Heart Disease Results
In both years 2020 and 2022, we were able to determine a model capable of somewhat predicting Heart Disease, with a final precision of 16.89% in 2022, which is extremely difficult to detect using data as it is such an anomaly. Utilizing extreme gradient boosting resulted in 20% precision, while applying a combination of ADA boost on a Decision Tree Model resulted in the best precision results with 5% increase to 25% in 2020. Many models would simply predict a “No” for all observations, making it useless and inaccurate. While it is difficult to determine the exact effect of each variable on Heart Disease, it is useful to even have a set of variables or factors that are known to effect risk heart health. Common sense can be used to determine that those who Smoke are more likely to have heart complications, and those who participate in Physical Activities result in a lower chance. There is a large effect due to Age Category, with typically older aged individuals having increased risk as well, while there is a relationship based on the Sex of the individual, however the direction is unknown.
In terms of some variables that had minimal predictive impact in both 2020 and 2022, when removing “Race”, this resulted in an improvement in our model’s predictions, indicating that Race is not a factor majorly contributing to a person’s heart health which could have been expected as there shouldn’t be biological differences in heart health, but rather other demographic factors that contribute to a person’s health.

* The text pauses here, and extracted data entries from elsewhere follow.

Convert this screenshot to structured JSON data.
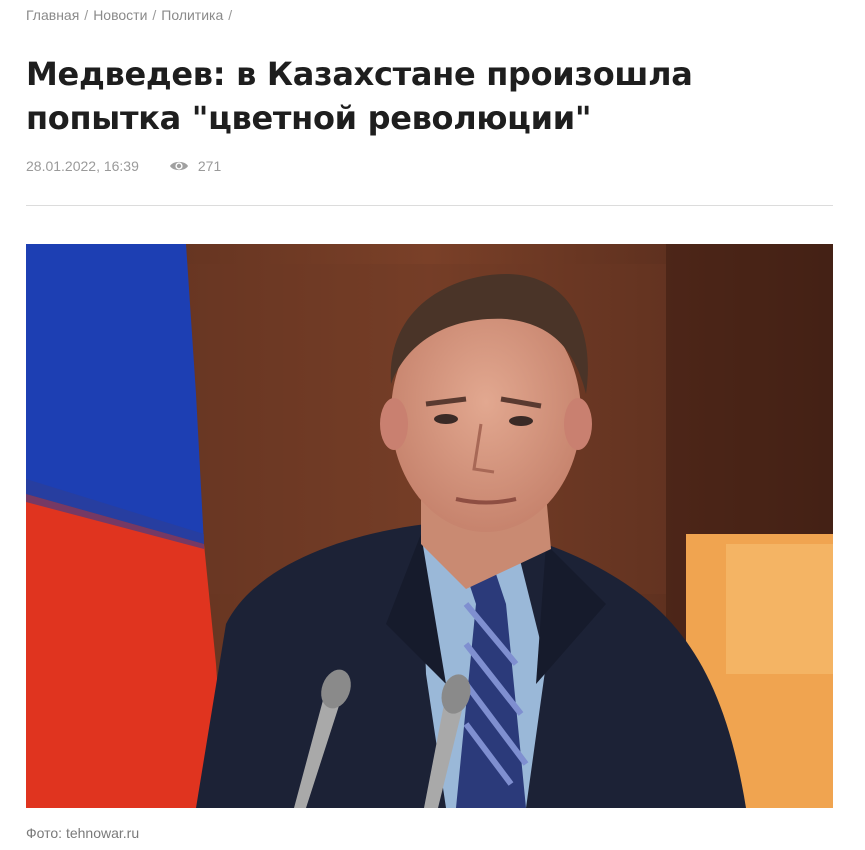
{
  "breadcrumb": {
    "items": [
      {
        "label": "Главная"
      },
      {
        "label": "Новости"
      },
      {
        "label": "Политика"
      }
    ],
    "separator": "/"
  },
  "article": {
    "title": "Медведев: в Казахстане произошла попытка \"цветной революции\"",
    "date": "28.01.2022, 16:39",
    "views": "271",
    "views_icon": "eye-icon",
    "photo_caption": "Фото: tehnowar.ru"
  },
  "colors": {
    "text_dark": "#1e1e1e",
    "muted": "#9a9a9a",
    "divider": "#dcdcdc"
  }
}
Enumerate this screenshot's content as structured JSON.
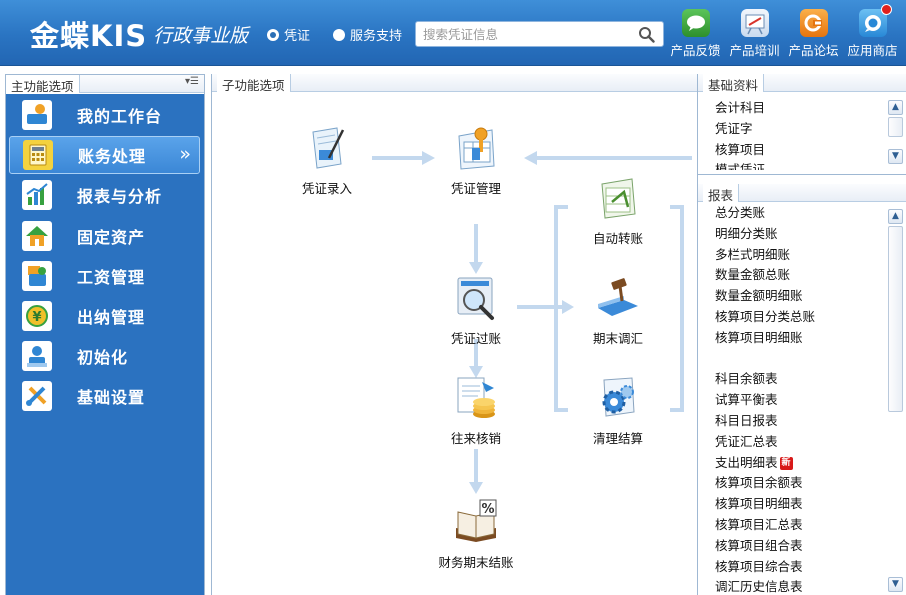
{
  "header": {
    "brand": "金蝶KIS",
    "edition": "行政事业版",
    "radio_voucher": "凭证",
    "radio_service": "服务支持",
    "search_placeholder": "搜索凭证信息",
    "tools": [
      {
        "label": "产品反馈",
        "icon": "chat-bubble-icon",
        "color": "#3aa43a"
      },
      {
        "label": "产品培训",
        "icon": "training-board-icon",
        "color": "#d9e7f7"
      },
      {
        "label": "产品论坛",
        "icon": "forum-icon",
        "color": "#ef8a1a"
      },
      {
        "label": "应用商店",
        "icon": "app-store-icon",
        "color": "#3aa0e6"
      }
    ]
  },
  "left_panel": {
    "tab": "主功能选项",
    "items": [
      {
        "label": "我的工作台",
        "icon": "workbench-icon"
      },
      {
        "label": "账务处理",
        "icon": "accounting-icon",
        "active": true
      },
      {
        "label": "报表与分析",
        "icon": "report-chart-icon"
      },
      {
        "label": "固定资产",
        "icon": "fixed-asset-icon"
      },
      {
        "label": "工资管理",
        "icon": "payroll-icon"
      },
      {
        "label": "出纳管理",
        "icon": "cashier-icon"
      },
      {
        "label": "初始化",
        "icon": "initialize-icon"
      },
      {
        "label": "基础设置",
        "icon": "settings-tools-icon"
      }
    ]
  },
  "center_panel": {
    "tab": "子功能选项",
    "functions": {
      "voucher_entry": "凭证录入",
      "voucher_manage": "凭证管理",
      "auto_transfer": "自动转账",
      "voucher_post": "凭证过账",
      "period_adjust": "期末调汇",
      "ar_ap_writeoff": "往来核销",
      "clear_settle": "清理结算",
      "period_close": "财务期末结账"
    }
  },
  "right_panel": {
    "basic_tab": "基础资料",
    "basic_items": [
      "会计科目",
      "凭证字",
      "核算项目",
      "模式凭证"
    ],
    "report_tab": "报表",
    "report_items_a": [
      "总分类账",
      "明细分类账",
      "多栏式明细账",
      "数量金额总账",
      "数量金额明细账",
      "核算项目分类总账",
      "核算项目明细账"
    ],
    "report_items_b": [
      "科目余额表",
      "试算平衡表",
      "科目日报表",
      "凭证汇总表"
    ],
    "new_item": "支出明细表",
    "new_badge": "新",
    "report_items_c": [
      "核算项目余额表",
      "核算项目明细表",
      "核算项目汇总表",
      "核算项目组合表",
      "核算项目综合表",
      "调汇历史信息表"
    ]
  }
}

On the other hand, when removing the predictors like Asthma
, Diabetic
, and Physical Activity
, the predictability of our model decreased significantly, meaning that these factors have a profound impact on Health Disease, with a positive relationship for Asthma/Diabetes and negative for those participating in Physical Activity. However, it is worth noting that our predictive ability decreases from 2020 to 2022, from 25% to around 14.6% indicating that there may be some new factors attributing to having a heart attack that were not included in 2020, like having Covid-19. As a next step, we could look into these remaining variables to train a model, in hopes of clearly discovering which one of these factors is the culprit for this change.